India’s Digital Personal Data Protection Act: A data maximisation regime?

A law aimed at limiting the collection and retention of personal data is now becoming a backdoor for surveillance.
Data Privacy and The Internet
Data Privacy and The Internet
Published on
4 min read

Worldwide, data protection laws are based on a straightforward principle: collect and process as little data as possible to safeguard the privacy interests of residents. Many responsible technology companies also base their privacy practices on the concept of data minimisation.

Even in the initial drafts of India’s data protection bills, including the explanatory note to the 2022 Bill, data minimisation was specifically identified as a key principle. The final version of the Digital Personal Data Protection (DPDP) Act omitted this term, but the idea remained clear: personal data should be collected and processed only for specified purposes. These developments gave the impression that India was aligning with one of the core principles of modern privacy law. 

However, the Rules issued under the Act paint a different picture. Instead of promoting minimisation, they risk establishing a data maximisation regime. The key issue is a rule that requires data fiduciaries to retain any personal data, related traffic data and logs for 1 year from the date of processing. The intention is to enable the government to access this personal data for law enforcement and other lawful purposes, including the decision to notify a data fiduciary as a significant data fiduciary. 

To understand the importance of this rule, it is important to examine modern data privacy governance in the technology sector. Many current digital systems are designed with privacy as a priority, deliberately avoiding the storage of personal data. These include techniques such as anonymisation at source or point of collection, ephemeral data processing and automated deletion after brief retention periods.

Apple, for example, uses local differential privacy, adding noise to personal data to prevent identification before it is transmitted to Apple’s servers. Features such as Face ID and Touch ID operate entirely on the device’s Secure Enclave, meaning the biometric data used to authenticate a user is stored locally and is not transmitted to the cloud.

Google employs federated learning, where machine learning models are trained directly on user devices while the data remains there. Urban mobility analytics platforms like Uber Movement publish traffic insights using only aggregated and anonymised trip data, rather than identifiable records of individual journeys. These approaches reflect a broader shift in privacy engineering towards source and edge anonymisation, where personal data is either transformed before leaving the device or processed locally without being stored centrally.

Many systems are configured to automatically delete logs after a set period, sometimes instantly, unless an event necessitates retention. Motion-sensing cameras, for example, capture data temporarily and discard it unless an alert is triggered. Voice assistants retain only relevant commands and discard ambient noise to ensure that what is not intended as a command is not processed. These architectures reflect a simple idea: the best way to protect personal data is often not to keep it at all.

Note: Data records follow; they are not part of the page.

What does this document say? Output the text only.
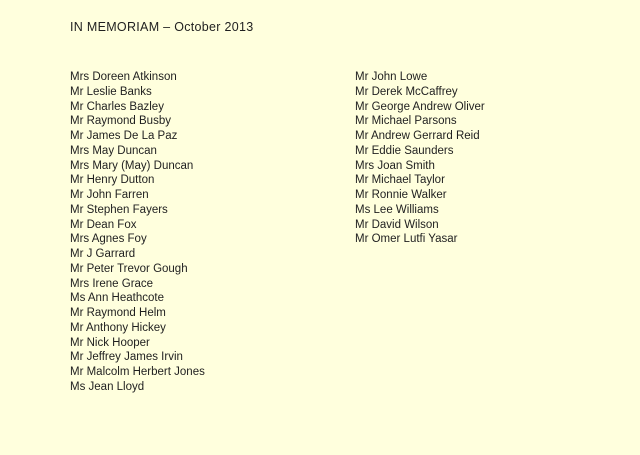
IN MEMORIAM – October 2013
Mrs Doreen Atkinson
Mr Leslie Banks
Mr Charles Bazley
Mr Raymond Busby
Mr James De La Paz
Mrs May Duncan
Mrs Mary (May) Duncan
Mr Henry Dutton
Mr John Farren
Mr Stephen Fayers
Mr Dean Fox
Mrs Agnes Foy
Mr J Garrard
Mr Peter Trevor Gough
Mrs Irene Grace
Ms Ann Heathcote
Mr Raymond Helm
Mr Anthony Hickey
Mr Nick Hooper
Mr Jeffrey James Irvin
Mr Malcolm Herbert Jones
Ms Jean Lloyd
Mr John Lowe
Mr Derek McCaffrey
Mr George Andrew Oliver
Mr Michael Parsons
Mr Andrew Gerrard Reid
Mr Eddie Saunders
Mrs Joan Smith
Mr Michael Taylor
Mr Ronnie Walker
Ms Lee Williams
Mr David Wilson
Mr Omer Lutfi Yasar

These are integral design principles that have been in practice for decades to reduce privacy harms and improve consumer trust. If personal data is purged periodically or is anonymised, it cannot be misused, breached or accessed improperly. This also helps companies manage their privacy risk better and leads to cost optimisation.

A mandatory retention requirement that compels organisations to store identifiable logs risks undermining these privacy-preserving design architectures that depend on deletion or anonymisation. Even when companies have intentionally designed their systems to avoid storing identifiable personal data, they may now be forced to retain records they would have otherwise purged. This creates a lose-lose situation for the Indian public - whose privacy is now at greater risk - and for tech companies, which will have to overhaul and discard their privacy-preserving architectures to comply with Indian legal requirements.

It is interesting to note that the DPDPA only required the government to specify a timeframe for the compulsory deletion of personal data. What was intended to clarify deletion timelines has, in effect, become a broad retention obligation, establishing a maximisation regime.

This also raises a question about the regulatory design of the DPDP Act. The rules established under a privacy statute should ideally be guided by privacy considerations. When they start to resemble law enforcement access frameworks, it indicates that conflicting policy priorities are influencing the regulatory outcome. Additionally, this highlights the absence of checks and balances in the DPDPA to prevent rulemaking beyond the executive's scope.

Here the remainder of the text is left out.